Using GROUP BY WITH ROLLUP on column that contains NULL

you have a "solution", so by saying

I am wondering if there is a better solution.

I think you want to comment about it. Let me focus on several aspects:

  1. SELECT ID [...] GROUP BY word, independently of having or not a WITH ROLLUP is wrong. You are selecting a field whose value is undetermined. In particular, with MySQL you get exposed of returning a random value; or if you use an strict mode (recommended, and by default in the latest versions of MySQL), of the query to fail: 'db_9_b0ff7.test.ID' isn't in GROUP BY

  2. Be it formally or not, WITH ROLLUP Note- (I refer to MySQL implementation) is something that is nice to have in some cases because it avoids a double rescan of the table, but I have not seen a lot in production code. Nothing wrong with it, but they were an exclusive MSSQL feature until it was implemented on SQL1999, and either it was not available widely back in the day or, like in the case of MySQL it was a limited implementation. Reference: https://www.percona.com/blog/2007/09/17/using-group-by-with-rollup-for-reporting-performance-optimization/

  3. I do not see in principle a problem with your final query, if we run explain on both queries (without ID), we see:

    MariaDB [test]> EXPLAIN SELECT   if(count(word) = 0, "empty", ifnull(word, "total")) as word,   count(*) as occurrences FROM test group by word with ROLLUP\G
    *************************** 1. row ***************************
               id: 1
      select_type: SIMPLE
            table: test
             type: ALL
    possible_keys: NULL
              key: NULL
          key_len: NULL
              ref: NULL
             rows: 4
            Extra: Using filesort
    1 row in set, 1 warning (0.00 sec)
    
    Warning (Code 1052): Column 'word' in group statement is ambiguous
    MariaDB [test]> EXPLAIN SELECT   ifnull(word, "total") as word,   count(*) as occurrences FROM ( SELECT   ifnull(word, "empty") as word FROM test ) tmp GROUP BY word WITH ROLLUP\G
    *************************** 1. row ***************************
               id: 1
      select_type: SIMPLE
            table: test
             type: ALL
    possible_keys: NULL
              key: NULL
          key_len: NULL
              ref: NULL
             rows: 4
            Extra: Using filesort
    1 row in set, 1 warning (0.01 sec)
    

    Normally the hate towards MySQL is because its limitations on early versions of MySQL. I am not going to say that it is now perfect, there will be still issues, as MySQL development, as it has always been, focused on a fast, easy-in, easy-out RDBMS, and not a full-blown relational engine, but a subquery in the right place is ok (after all, some queries will require a subquery, no matter what. Your usage is ok- it will only have an overhead of going over the summarized rows again and I suppose on the real deal, those will not be significant compared to the full set.

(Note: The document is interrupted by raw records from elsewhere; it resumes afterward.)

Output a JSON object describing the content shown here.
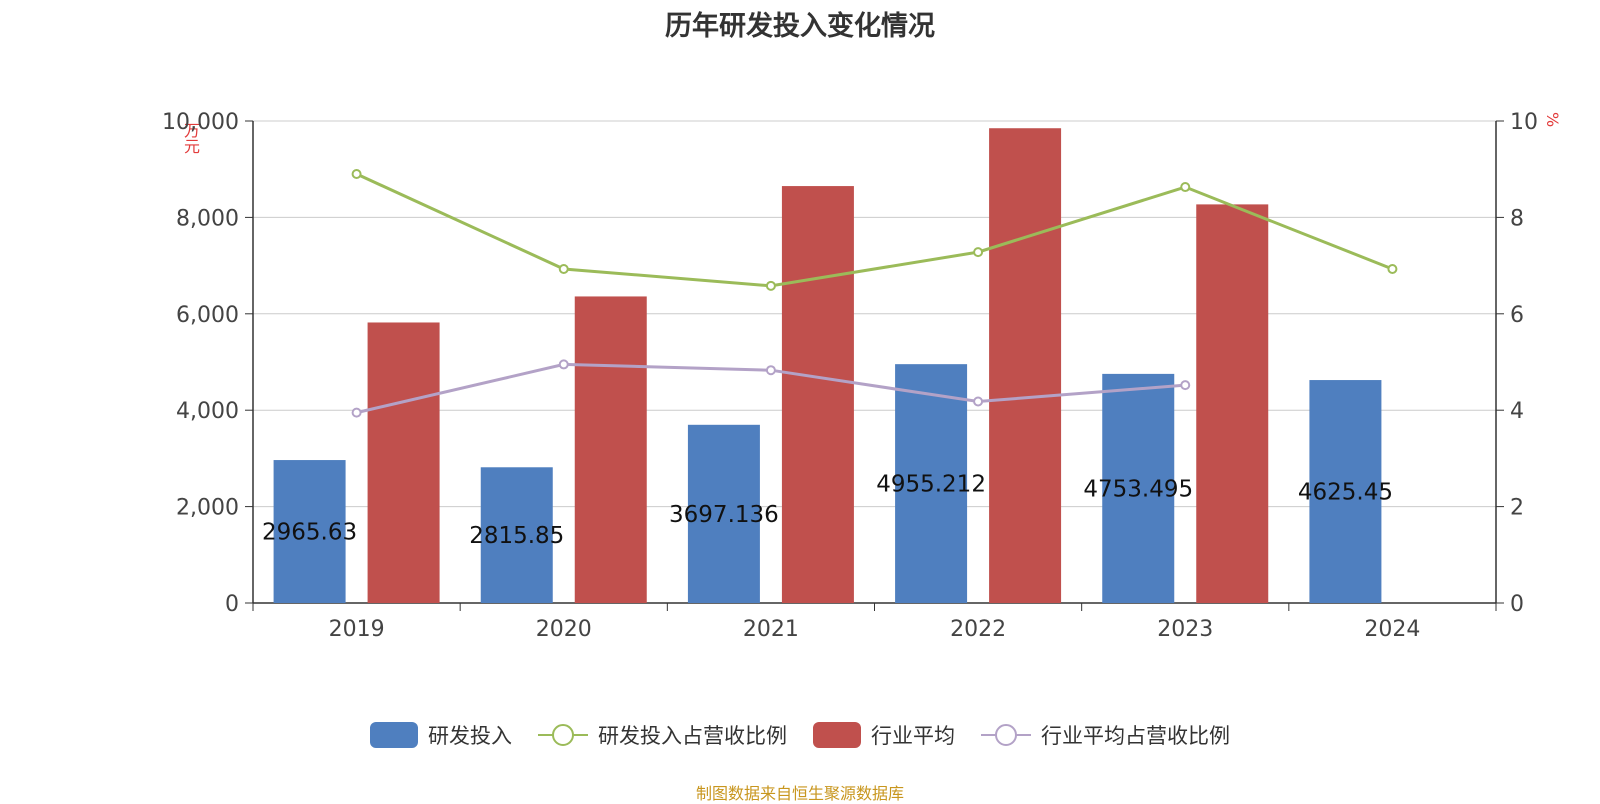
{
  "chart_data": {
    "type": "bar",
    "title": "历年研发投入变化情况",
    "categories": [
      "2019",
      "2020",
      "2021",
      "2022",
      "2023",
      "2024"
    ],
    "y_left": {
      "unit": "万元",
      "ylim": [
        0,
        10000
      ],
      "ticks": [
        "0",
        "2,000",
        "4,000",
        "6,000",
        "8,000",
        "10,000"
      ]
    },
    "y_right": {
      "unit": "%",
      "ylim": [
        0,
        10
      ],
      "ticks": [
        "0",
        "2",
        "4",
        "6",
        "8",
        "10"
      ]
    },
    "series": [
      {
        "name": "研发投入",
        "kind": "bar",
        "axis": "left",
        "color": "#4f7fbf",
        "values": [
          2965.63,
          2815.85,
          3697.136,
          4955.212,
          4753.495,
          4625.45
        ],
        "labels": [
          "2965.63",
          "2815.85",
          "3697.136",
          "4955.212",
          "4753.495",
          "4625.45"
        ]
      },
      {
        "name": "研发投入占营收比例",
        "kind": "line",
        "axis": "right",
        "color": "#9bbb59",
        "values": [
          8.9,
          6.93,
          6.58,
          7.28,
          8.63,
          6.93
        ]
      },
      {
        "name": "行业平均",
        "kind": "bar",
        "axis": "left",
        "color": "#c0504d",
        "values": [
          5820,
          6360,
          8650,
          9850,
          8270,
          null
        ]
      },
      {
        "name": "行业平均占营收比例",
        "kind": "line",
        "axis": "right",
        "color": "#b3a2c7",
        "values": [
          3.95,
          4.95,
          4.83,
          4.18,
          4.52,
          null
        ]
      }
    ],
    "grid": true,
    "legend_position": "bottom"
  },
  "source": "制图数据来自恒生聚源数据库"
}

    Note- on my instance up here, the subquery is not showed, but you can see it with materialized subqueries in 5.6 here: http://sqlfiddle.com/#!9/b0ff7/7 (It will execute the inner query and then the outer part, with no issue). An index could definitely help here (due to the filesort), but that depends on the final number of records. The subquery may hurt performance if an index (which does not exist now) cannot be used because it. You have to test your specific mysql version and create such an index.

  4. I think your problem is with the data model- in the SQL world (outside of Oracle) NULL is an unknown/invalid value. Seem to be correlating that to 'empty' which is not right- if a word is known to not exist, it should be '' (the empty string, not NULL). I do not know if you can change that, but I do not like your current model. I understand that you may not have something to say about it, so I will not focus on that. Alos you count NULL words? More reasons to use '' instead of NULL.
  5. Now the final question is, is it possible to do it without a subquery on MySQL, and will it be better/less ugly? I do not really see a way- we could do a join, but it will still be to a subquery. I can think of an alternative, which is:

    SELECT * FROM (
        SELECT   word,   
        count(*) as occurrences 
        FROM test 
        GROUP BY word with rollup) 
    tmp 
    ORDER BY occurrences;
    

    That makes sure that the last row contains the summary (and if there is other null, it is the actual null value). The order would happen even on the case of only null values. On the contrary, it may even slower as it requires ordering, and again you may need an index, and that index may or may not be used.


You can avoid subqueries and optimize for characters typed using this query:

SELECT
  ifnull(word, "empty") as word,
  count(*) as occurrences
FROM test
GROUP BY ifnull(word, "empty") WITH ROLLUP
;

This basically replaces null values with your "empty" marker before grouping is performed:

  • null counts can be found in row containing "empty" value in grouping column
  • total counts can be found in row containing null value in grouping column

Similar approach can be used for PostgreSQL, this should not be necessary for SQL Server as it provides a special GROUPING function.